If the UK fails to control the pandemic then it might potentially also have a knock on effect for international sports visitors to these islands. If quarantine restrictions remain in place then that is another factor to take into consideration. After all, who will want to pop over the Channel to watch a rugby union Test Match or a Champions League game if they need to spend 14 days in compulsory isolation as a result?
Playing sport behind closed doors in empty stadiums makes professional sport a bit of parody of itself really, but at the moment it’s all we’ve got. As streaming options and bespoke TV packages expand perhaps the future of sport is more TV-based. What that might mean for revenues and the leverage that governing bodies can wield in broadcasting negotiations remains to be seen.

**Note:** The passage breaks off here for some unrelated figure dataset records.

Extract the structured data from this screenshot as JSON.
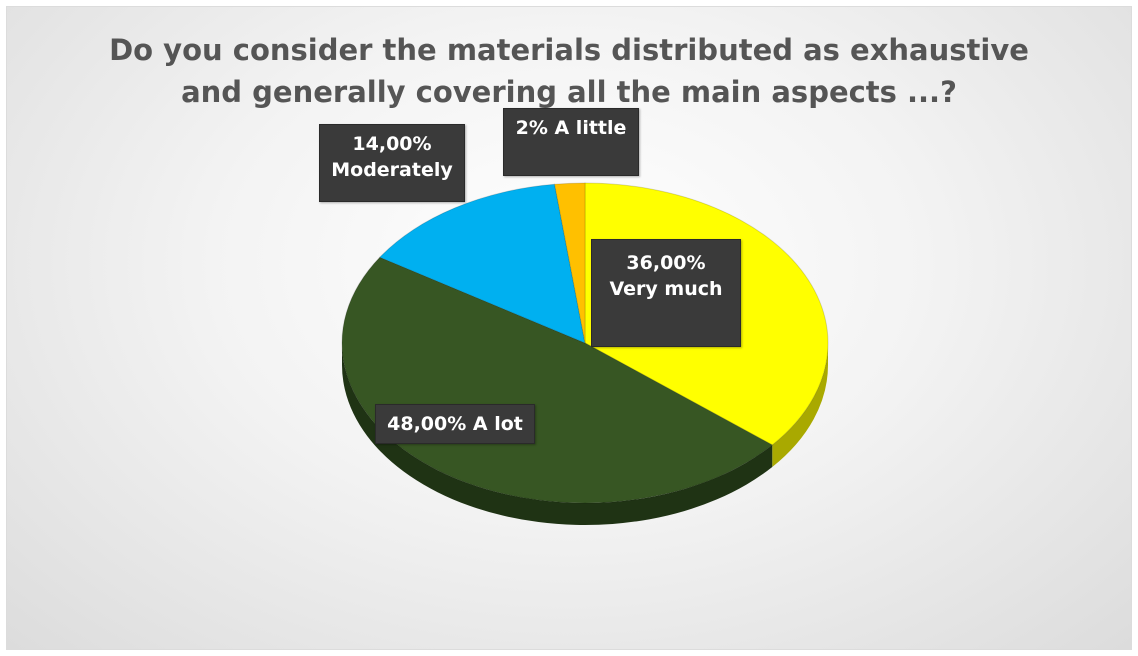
{
  "chart_data": {
    "type": "pie",
    "title": "Do you consider the materials distributed as exhaustive\nand generally covering all the main aspects ...?",
    "slices": [
      {
        "name": "Very much",
        "value": 36,
        "label": "36,00% Very much",
        "color": "#ffff00",
        "side_color": "#a9a900"
      },
      {
        "name": "A lot",
        "value": 48,
        "label": "48,00% A lot",
        "color": "#375623",
        "side_color": "#1f3314"
      },
      {
        "name": "Moderately",
        "value": 14,
        "label": "14,00%\nModerately",
        "color": "#00b0f0",
        "side_color": "#007aa8"
      },
      {
        "name": "A little",
        "value": 2,
        "label": "2% A  little",
        "color": "#ffc000",
        "side_color": "#b38600"
      }
    ]
  }
}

But the ‘new normal’ might mean significant changes in how we watch sport for quite a long time to come. Welcome to era of stadiums as little more than Covid secure pitches, sterile and sanitised environments in several ways. It will be interesting to see if viewing figures for televised sport continue to stay at their current levels as the novelty of being able to watch an increased choice of fixtures wears off and saturation becomes a factor.
If this persists and becomes the long-term pattern for professional sport, one wonders where the passion will come from. And sport, without passion, is far from what we all know and love.